EKBIS
IESR Petakan Peluang Pengembangan Energi Surya Terintegrasi
apakabar.co.id, JAKARTA - Institute for Essential Services Reform (IESR) merilis kajian peta jalan yang menyoroti peluang Indonesia untuk memiliki industri surya yang terintegrasi dengan pembenahan pada beberapa aspek utama untuk pengembangan industri PLTS dalam negeri.
Dalam laporan Peta Jalan Pengembangan Industri Rantai Pasok Fotovoltaik Surya Domestik di Indonesia menunjukkan Indonesia memiliki peluang besar membangun industri surya yang terintegrasi, seiring target pengembangan PLTS nasional mencapai 100 GW yang dapat menjadi penggerak pertumbuhan industri manufaktur dalam negeri.
“Kami menekankan bahwa pengembangan industri PLTS dalam negeri membutuhkan pembenahan di empat aspek utama, yaitu pasar, kapasitas industri, sumber daya manusia, serta riset dan pengembangan,” kata Chief Executive Officer IESR, Fabby Tumiwa dalam keterangan yang diterima di Jakarta, Selasa (14/7).

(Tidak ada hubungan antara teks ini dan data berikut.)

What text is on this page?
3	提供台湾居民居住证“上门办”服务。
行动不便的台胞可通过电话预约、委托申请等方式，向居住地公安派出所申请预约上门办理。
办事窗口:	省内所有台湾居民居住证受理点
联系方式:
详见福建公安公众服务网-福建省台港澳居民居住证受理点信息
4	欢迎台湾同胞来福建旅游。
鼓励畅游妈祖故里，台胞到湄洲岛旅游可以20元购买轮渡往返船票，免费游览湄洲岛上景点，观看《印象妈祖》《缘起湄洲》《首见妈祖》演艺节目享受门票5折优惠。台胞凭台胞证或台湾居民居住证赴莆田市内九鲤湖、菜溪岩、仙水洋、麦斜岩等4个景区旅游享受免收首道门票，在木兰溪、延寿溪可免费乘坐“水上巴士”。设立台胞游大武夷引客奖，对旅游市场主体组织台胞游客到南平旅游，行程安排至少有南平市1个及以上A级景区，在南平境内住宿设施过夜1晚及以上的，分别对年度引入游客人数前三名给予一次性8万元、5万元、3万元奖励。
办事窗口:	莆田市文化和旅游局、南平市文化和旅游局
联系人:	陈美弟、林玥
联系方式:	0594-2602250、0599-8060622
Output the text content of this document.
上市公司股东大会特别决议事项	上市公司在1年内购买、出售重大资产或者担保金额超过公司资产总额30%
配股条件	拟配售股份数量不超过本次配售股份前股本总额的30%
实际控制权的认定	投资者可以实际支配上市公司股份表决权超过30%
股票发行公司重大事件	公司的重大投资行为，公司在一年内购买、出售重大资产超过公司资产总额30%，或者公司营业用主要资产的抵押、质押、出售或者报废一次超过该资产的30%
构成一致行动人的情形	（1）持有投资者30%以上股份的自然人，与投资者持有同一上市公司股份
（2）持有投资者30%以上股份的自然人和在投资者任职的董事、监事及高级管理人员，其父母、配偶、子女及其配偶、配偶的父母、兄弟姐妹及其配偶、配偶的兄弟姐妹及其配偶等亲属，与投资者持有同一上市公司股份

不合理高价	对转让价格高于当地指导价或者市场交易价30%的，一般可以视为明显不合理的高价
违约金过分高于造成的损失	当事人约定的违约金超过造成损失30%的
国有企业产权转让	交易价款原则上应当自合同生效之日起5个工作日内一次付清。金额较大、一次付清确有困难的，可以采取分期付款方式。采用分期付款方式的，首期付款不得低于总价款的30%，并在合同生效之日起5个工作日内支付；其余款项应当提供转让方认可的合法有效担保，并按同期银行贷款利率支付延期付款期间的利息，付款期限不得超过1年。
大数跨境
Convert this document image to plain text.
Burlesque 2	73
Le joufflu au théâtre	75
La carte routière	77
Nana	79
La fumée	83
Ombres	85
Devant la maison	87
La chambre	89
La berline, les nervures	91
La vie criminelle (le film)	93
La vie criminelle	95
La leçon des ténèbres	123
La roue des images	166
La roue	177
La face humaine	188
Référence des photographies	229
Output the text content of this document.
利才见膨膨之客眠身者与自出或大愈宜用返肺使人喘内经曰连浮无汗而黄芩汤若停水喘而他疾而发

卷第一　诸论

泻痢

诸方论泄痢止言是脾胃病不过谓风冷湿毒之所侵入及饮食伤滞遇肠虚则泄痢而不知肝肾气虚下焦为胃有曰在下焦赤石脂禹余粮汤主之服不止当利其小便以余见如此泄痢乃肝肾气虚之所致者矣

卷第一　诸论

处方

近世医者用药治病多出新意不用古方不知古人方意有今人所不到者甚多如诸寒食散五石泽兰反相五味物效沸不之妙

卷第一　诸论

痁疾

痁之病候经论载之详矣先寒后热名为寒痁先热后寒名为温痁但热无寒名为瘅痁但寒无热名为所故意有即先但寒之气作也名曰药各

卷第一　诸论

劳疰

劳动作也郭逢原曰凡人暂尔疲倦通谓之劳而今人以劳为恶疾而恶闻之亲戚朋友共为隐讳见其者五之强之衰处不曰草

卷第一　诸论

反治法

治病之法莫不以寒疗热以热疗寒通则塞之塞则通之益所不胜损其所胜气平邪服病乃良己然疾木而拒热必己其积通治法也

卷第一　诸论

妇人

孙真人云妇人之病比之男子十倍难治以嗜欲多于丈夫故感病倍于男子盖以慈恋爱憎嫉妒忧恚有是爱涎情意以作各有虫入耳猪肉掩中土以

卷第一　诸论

Fabby menegaskan dari sisi pasar, pemerintah perlu memperbesar penyerapan produk PLTS lokal melalui pengadaan yang jelas, konsisten, dan bankable. Dari sisi industri, Indonesia perlu mempercepat pengembangan kapasitas produksi yang lebih terintegrasi, termasuk wafer dan polysilicon.

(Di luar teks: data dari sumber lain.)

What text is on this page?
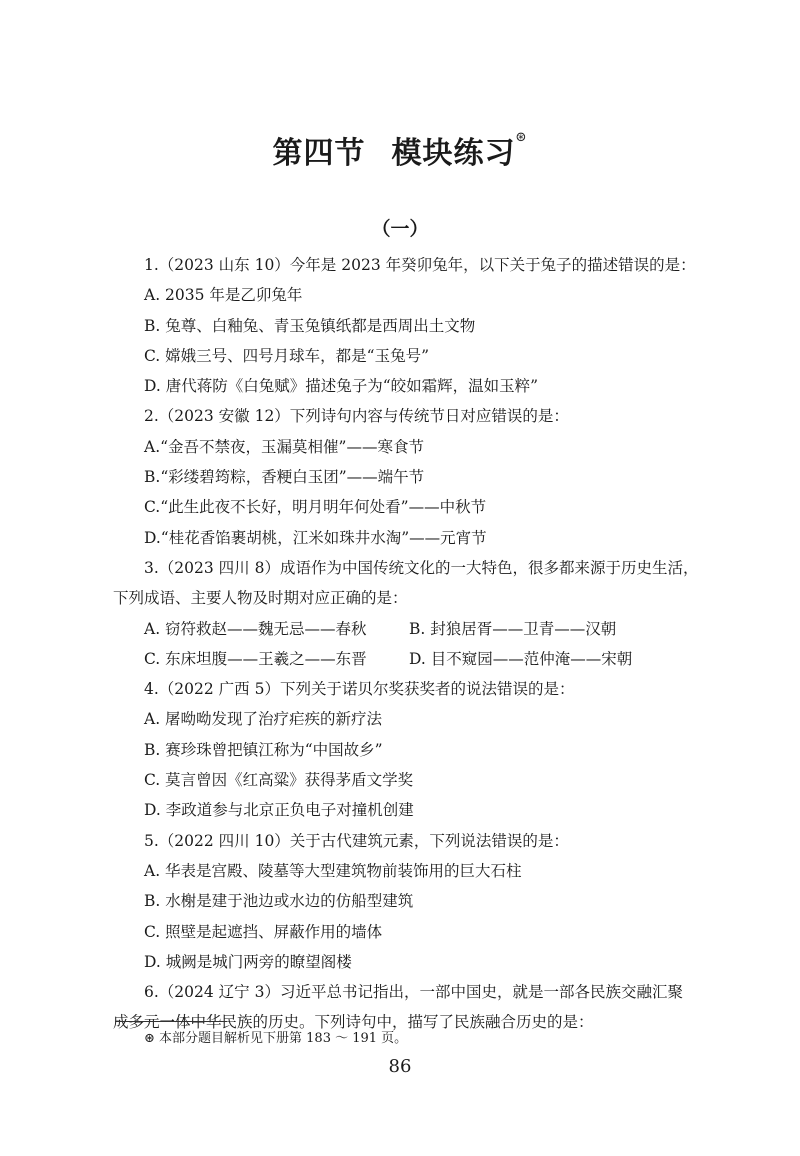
第四节 模块练习⊛
（一）

1.（2023 山东 10）今年是 2023 年癸卯兔年，以下关于兔子的描述错误的是：

A. 2035 年是乙卯兔年

B. 兔尊、白釉兔、青玉兔镇纸都是西周出土文物

C. 嫦娥三号、四号月球车，都是“玉兔号”

D. 唐代蒋防《白兔赋》描述兔子为“皎如霜辉，温如玉粹”

2.（2023 安徽 12）下列诗句内容与传统节日对应错误的是：

A.“金吾不禁夜，玉漏莫相催”——寒食节

B.“彩缕碧筠粽，香粳白玉团”——端午节

C.“此生此夜不长好，明月明年何处看”——中秋节

D.“桂花香馅裹胡桃，江米如珠井水淘”——元宵节

3.（2023 四川 8）成语作为中国传统文化的一大特色，很多都来源于历史生活，

下列成语、主要人物及时期对应正确的是：

A. 窃符救赵——魏无忌——春秋	B. 封狼居胥——卫青——汉朝
C. 东床坦腹——王羲之——东晋	D. 目不窥园——范仲淹——宋朝

4.（2022 广西 5）下列关于诺贝尔奖获奖者的说法错误的是：

A. 屠呦呦发现了治疗疟疾的新疗法

B. 赛珍珠曾把镇江称为“中国故乡”

C. 莫言曾因《红高粱》获得茅盾文学奖

D. 李政道参与北京正负电子对撞机创建

5.（2022 四川 10）关于古代建筑元素，下列说法错误的是：

A. 华表是宫殿、陵墓等大型建筑物前装饰用的巨大石柱

B. 水榭是建于池边或水边的仿船型建筑

C. 照壁是起遮挡、屏蔽作用的墙体

D. 城阙是城门两旁的瞭望阁楼

6.（2024 辽宁 3）习近平总书记指出，一部中国史，就是一部各民族交融汇聚

成多元一体中华民族的历史。下列诗句中，描写了民族融合历史的是：

⊛ 本部分题目解析见下册第 183 ～ 191 页。
86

Sementara dari sisi sumber daya manusia, diperlukan tenaga kerja yang mampu menguasai teknologi PLTS generasi terbaru. Dan dari sisi riset, Indonesia perlu memperkuat pusat inovasi dan kerja sama antara pemerintah, industri, kampus, dan lembaga riset.
IESR juga menyoroti pentingnya konsistensi kebijakan Tingkat Komponen Dalam Negeri (TKDN) dan percepatan perizinan. Ia mengatakan pemerintah perlu membuat aturan yang lebih stabil, transparan, dan mendukung peningkatan kapasitas industri secara bertahap, tanpa menghambat percepatan pembangunan PLTS.

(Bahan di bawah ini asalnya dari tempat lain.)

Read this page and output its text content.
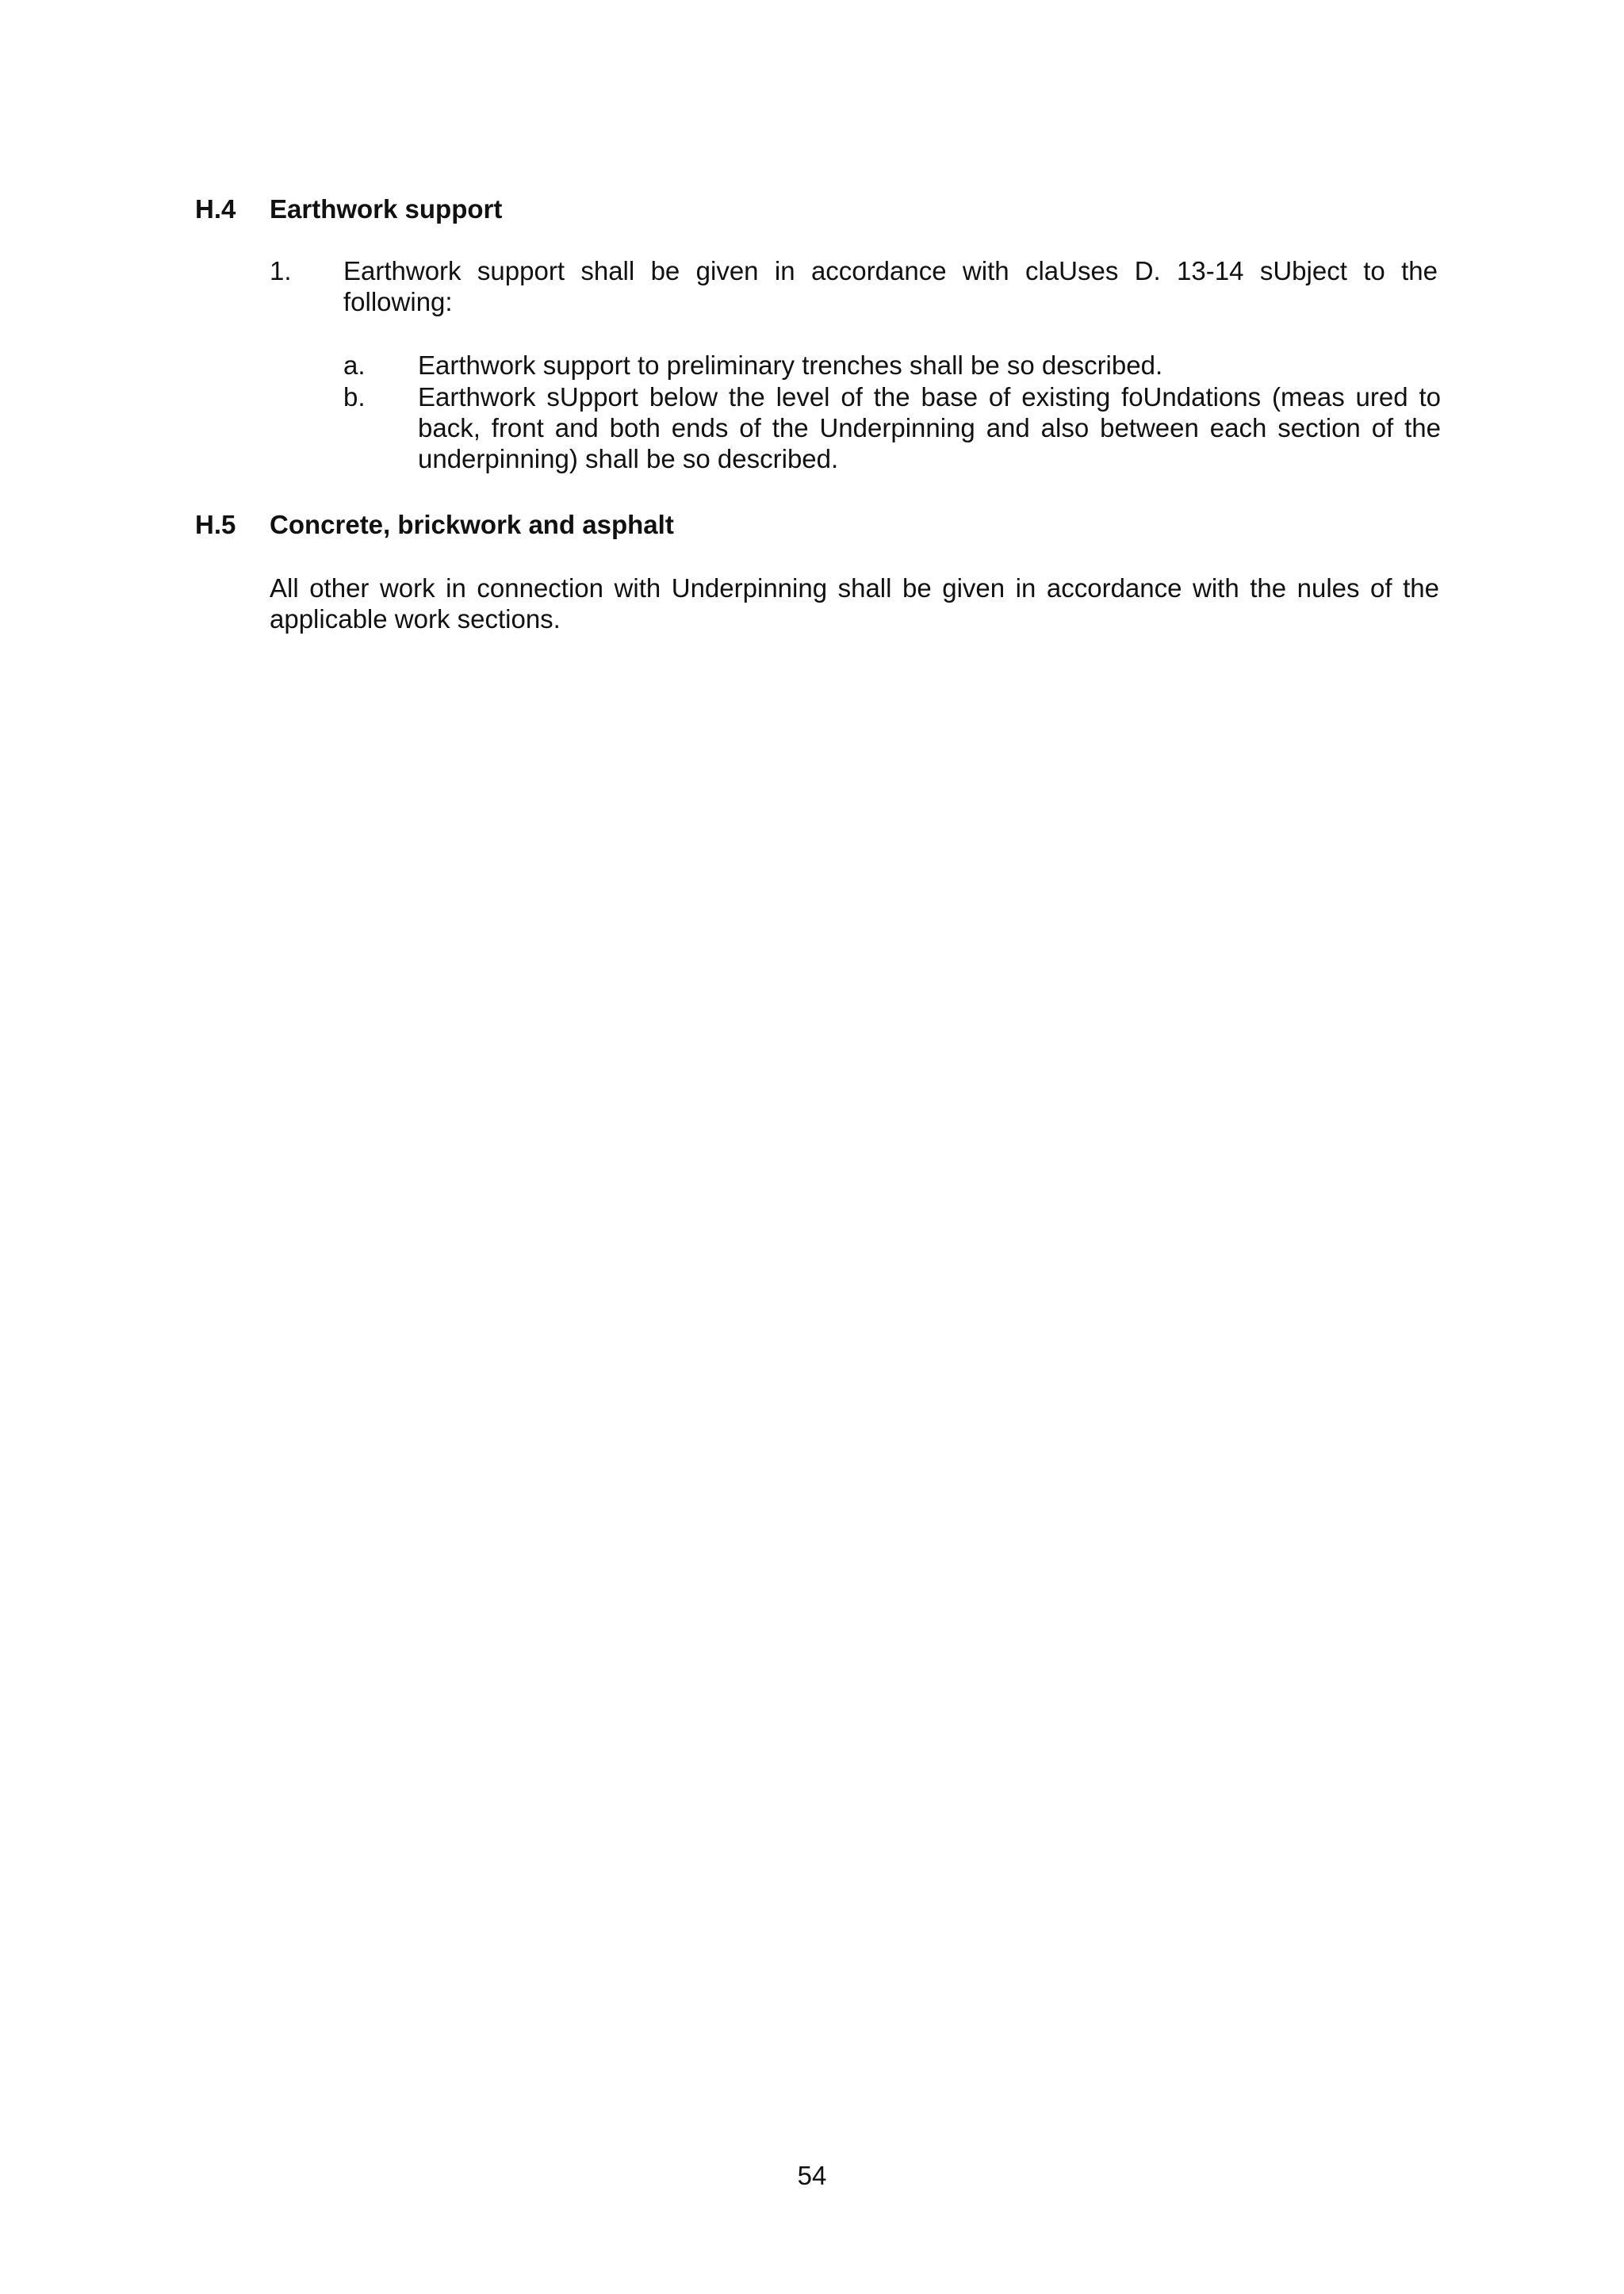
H.4 Earthwork support
1. Earthwork support shall be given in accordance with claUses D. 13-14 sUbject to the following:
a. Earthwork support to preliminary trenches shall be so described.
b. Earthwork sUpport below the level of the base of existing foUndations (meas ured to back, front and both ends of the Underpinning and also between each section of the underpinning) shall be so described.
H.5 Concrete, brickwork and asphalt
All other work in connection with Underpinning shall be given in accordance with the nules of the applicable work sections.
54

“Aturan TKDN yang berubah-ubah dan proses insentif yang panjang dapat mengurangi kepastian bagi investor dan produsen,” katanya.
Melalui peta jalan tersebut, IESR memproyeksikan pengembangan industri PLTS dilakukan secara bertahap, mulai dari memperkuat kapasitas produksi modul dan sel surya, mempercepat perizinan, dan menyiapkan pembiayaan campuran untuk investasi manufaktur hingga 2030,
Dalam jangka menengah hingga 2040, Indonesia perlu mulai mengintegrasikan produksi wafer dan polysilicon, hingga pengembangan teknologi surya generasi baru, memperkuat riset nasional dan industri daur ulang modul surya menuju 2060.
Langkah ini diharapkan mampu menciptakan lapangan kerja, menarik investasi, dan memperkuat ketahanan energi sekaligus mendorong pertumbuhan ekonomi berkelanjutan.